When we clean out a closet, we often sort the contents into three groups: things to keep, things to discard, and things to fix so they work for us. We need to clean out our “rules closets” to see what’s in there: which rules to keep, which ones to discard, and which ones to fix to fit present circumstances.

Our new, rational messages or rules can replace the outdated, rigid, unforgiving ones. For a start I propose these:

My first priority is to take care of myself. If I don't do this, I can't do
anything else successfully.

Others will just have to understand my limitations. I will try to educate
them by explaining my illness and resulting limitations to whatever degree is
appropriate to the situation.

I accept (but do not like the fact) that not everyone will be willing to
learn and understand. If I they cannot or will not understand, it's not
my problem.

I don’t have to make excuses for what I cannot do. I will offer a brief
explanation when appropriate.

I'd will strive to be the best parent/partner/friend I can, given my
illness-related limitations.

It's okay to be ill and to have needs. I may have difficulty accepting
and expressing my needs, but I’m not going to judge them any more.

I will help others as I am able, but I will no longer rescue them.
(That is, I will not do for them what they can and should do for themselves.)

I will do what I can when I can do it. I won't force myself or push
beyond reasonable limits. I will not jeopardize my health to meet an
unreasonable expectation.

In responding to requests, I will keep in mind that there are appropriate
times to say no and to set limits. In doing so, I am not refusing a person; I
am refusing a request. I can respond assertively by saying, “I won’t be able
to help you out this tme, but I am willing to help you identify alternatives
for getting the job done.”

You have thus acknowledged their need, your willingness to help, and your
unwillingness to take on the task -- all in one short phrase. If this is
difficult for you, as it is for most people, consider taking a class
inassertiveness training or reading books on this subject.

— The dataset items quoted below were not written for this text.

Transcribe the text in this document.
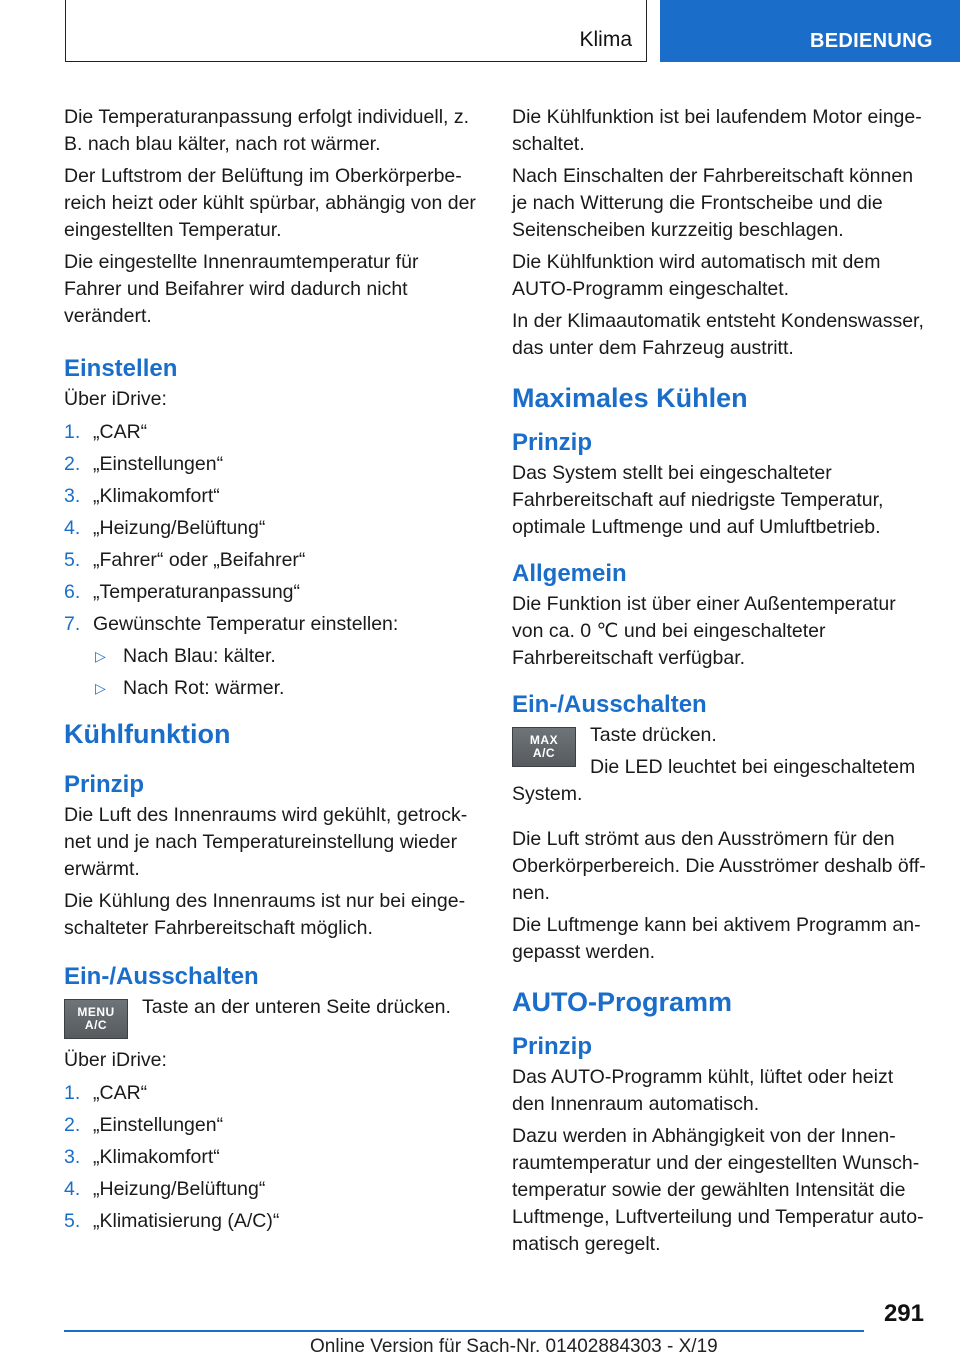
Klima	BEDIENUNG

Die Temperaturanpassung erfolgt individuell, z. B. nach blau kälter, nach rot wärmer.

Der Luftstrom der Belüftung im Oberkörperbereich heizt oder kühlt spürbar, abhängig von der eingestellten Temperatur.

Die eingestellte Innenraumtemperatur für Fahrer und Beifahrer wird dadurch nicht verändert.

Einstellen

Über iDrive:

1. „CAR“
2. „Einstellungen“
3. „Klimakomfort“
4. „Heizung/Belüftung“
5. „Fahrer“ oder „Beifahrer“
6. „Temperaturanpassung“
7. Gewünschte Temperatur einstellen:
▷ Nach Blau: kälter.
▷ Nach Rot: wärmer.
Kühlfunktion
Prinzip

Die Luft des Innenraums wird gekühlt, getrocknet und je nach Temperatureinstellung wieder erwärmt.

Die Kühlung des Innenraums ist nur bei eingeschalteter Fahrbereitschaft möglich.

Ein-/Ausschalten
MENU
A/C

Taste an der unteren Seite drücken.

Über iDrive:

1. „CAR“
2. „Einstellungen“
3. „Klimakomfort“
4. „Heizung/Belüftung“
5. „Klimatisierung (A/C)“

Die Kühlfunktion ist bei laufendem Motor eingeschaltet.

Nach Einschalten der Fahrbereitschaft können je nach Witterung die Frontscheibe und die Seitenscheiben kurzzeitig beschlagen.

Die Kühlfunktion wird automatisch mit dem AUTO-Programm eingeschaltet.

In der Klimaautomatik entsteht Kondenswasser, das unter dem Fahrzeug austritt.

Maximales Kühlen
Prinzip

Das System stellt bei eingeschalteter Fahrbereitschaft auf niedrigste Temperatur, optimale Luftmenge und auf Umluftbetrieb.

Allgemein

Die Funktion ist über einer Außentemperatur von ca. 0 ℃ und bei eingeschalteter Fahrbereitschaft verfügbar.

Ein-/Ausschalten
MAX
A/C

Taste drücken.

Die LED leuchtet bei eingeschaltetem

System.

Die Luft strömt aus den Ausströmern für den Oberkörperbereich. Die Ausströmer deshalb öffnen.

Die Luftmenge kann bei aktivem Programm angepasst werden.

AUTO-Programm
Prinzip

Das AUTO-Programm kühlt, lüftet oder heizt den Innenraum automatisch.

Dazu werden in Abhängigkeit von der Innenraumtemperatur und der eingestellten Wunschtemperatur sowie der gewählten Intensität die Luftmenge, Luftverteilung und Temperatur automatisch geregelt.

291
Online Version für Sach-Nr. 01402884303 - X/19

It’s okay for me to ask for help. Although I would like to do everything
myself, it is not in my best interests to do so.

I will be specific when making a request. For example, rather than saying, “I
hate to ask you, but I really need extra help right now,” make a clearer, more
rational statement such as, “Due to my limitations, I am unable to run many
errands. Would you be willing to pick up a few things for me at the store?” In
this request, you have acknowledged your limitation or need, specified your
request, and requested a response. When people come through for you, give
them your thanks and appreciation in return.

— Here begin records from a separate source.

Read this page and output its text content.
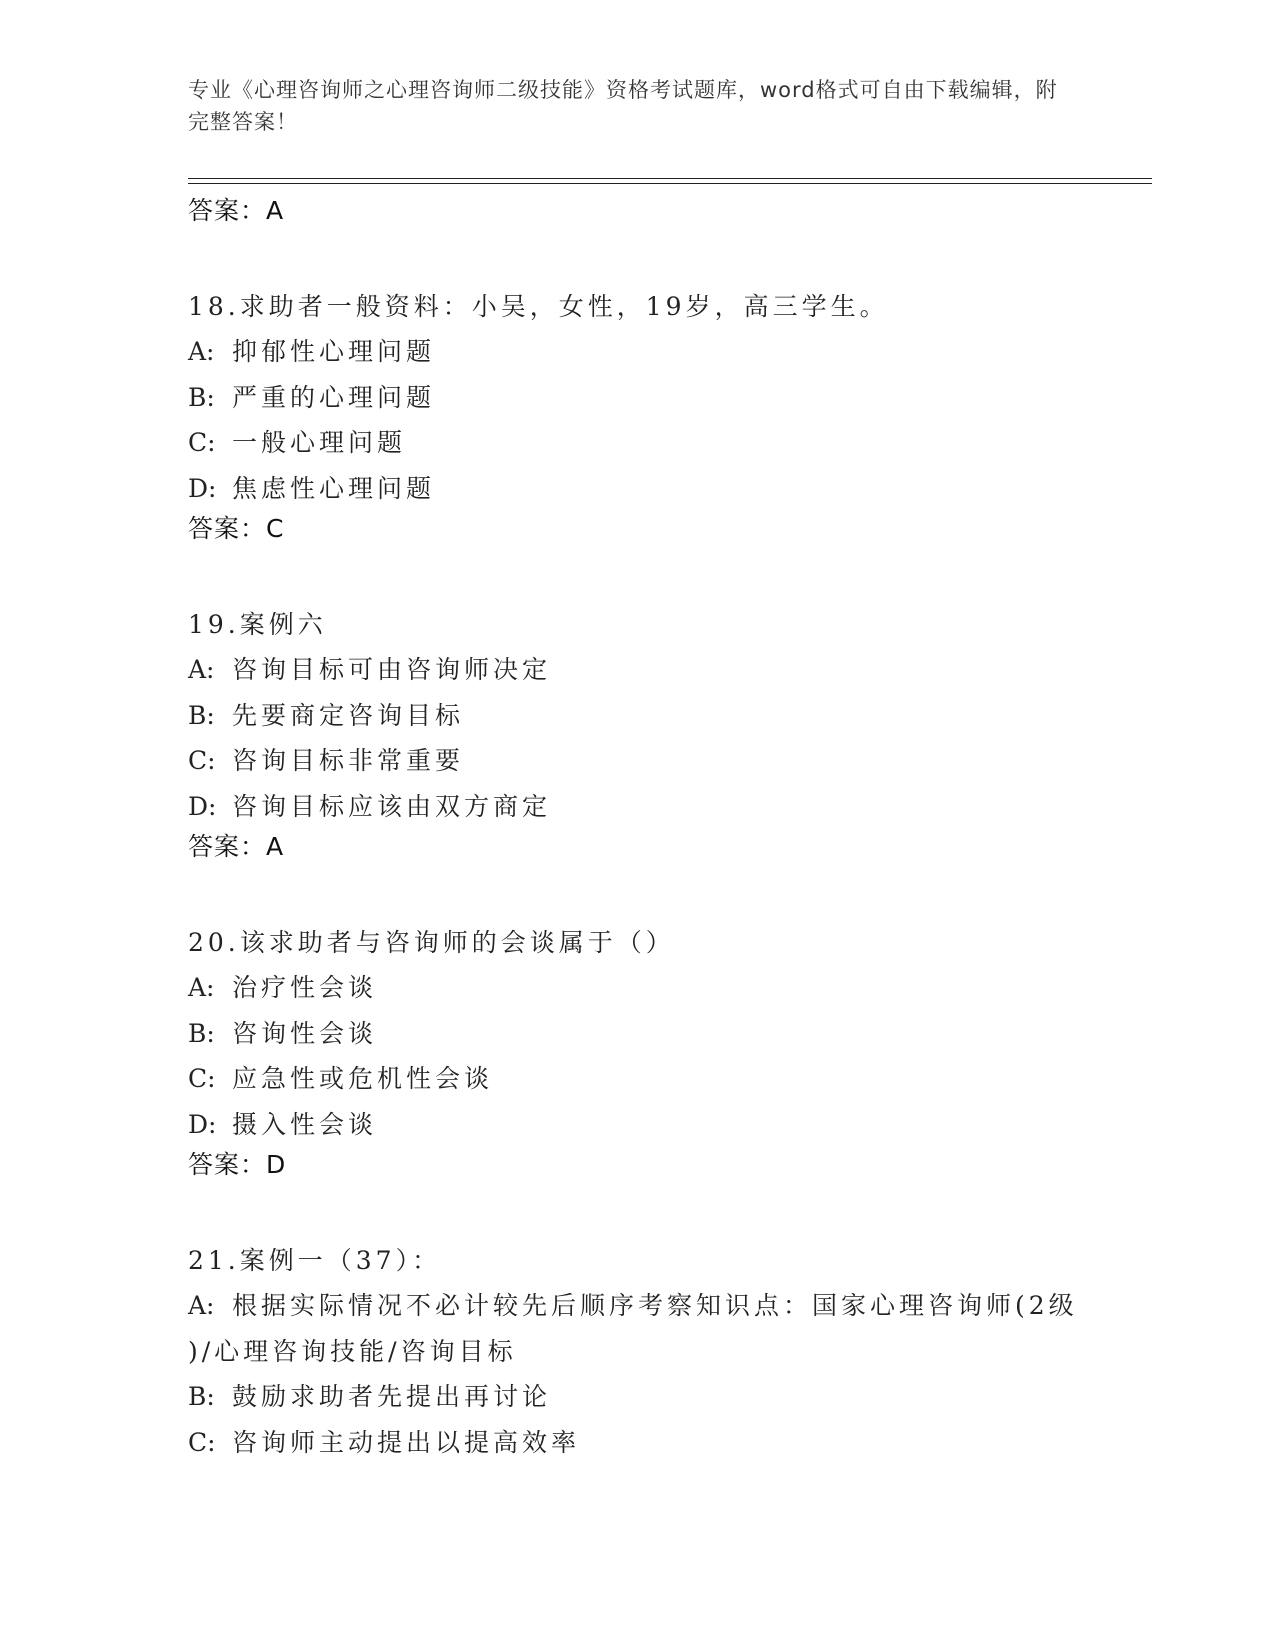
专业《心理咨询师之心理咨询师二级技能》资格考试题库，word格式可自由下载编辑，附完整答案！
答案：A
18.求助者一般资料：小吴，女性，19岁，高三学生。
A: 抑郁性心理问题
B: 严重的心理问题
C: 一般心理问题
D: 焦虑性心理问题
答案：C
19.案例六
A: 咨询目标可由咨询师决定
B: 先要商定咨询目标
C: 咨询目标非常重要
D: 咨询目标应该由双方商定
答案：A
20.该求助者与咨询师的会谈属于（）
A: 治疗性会谈
B: 咨询性会谈
C: 应急性或危机性会谈
D: 摄入性会谈
答案：D
21.案例一（37）：
A: 根据实际情况不必计较先后顺序考察知识点：国家心理咨询师(2级
)/心理咨询技能/咨询目标
B: 鼓励求助者先提出再讨论
C: 咨询师主动提出以提高效率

What others do is a reflection of their situations, likes and dislikes
rather than a reflection on me. For example, if my spouse wears
something awful or tells a joke I don’t approve of, it’s not my problem!

I deserve to treat myself kindly and with respect.

I deserve to receive the same treatment from others, and to offer it to them in

Those who have unreasonable expectations of me will have to learn
that I have limits and boundaries. If they cannot accept these, they are not
true friends.

I will be flexible in my self-expectations.


We’ve been taught to believe that to be selfish is to unreasonably want something we want but do not have. The negative connotation “I want what’s yours” gives rise to selfishness being considered a major felony. However, the positive side of selfishness, self care, allows us to treat ourselves (and thus others) well. Taking care of oneself comes first. We cannot meet others’ needs if our own are unmet. This is like trying to get money out of an account into which we haven’t deposited any money. To keep the account “in the black,” we must make periodic deposits and allow others to do likewise. In the process, we learn to balance our needs with others’ needs, and everyone wins.


Guilt cannot be erased, but it can be gradually reduced as we become more sensible in our self-expectations and self-messages. The big challenge is to learn to live more rationally and to discard what no longer make sense or no longer works. Revising the rulebook and making behavioral changes is a great way to start.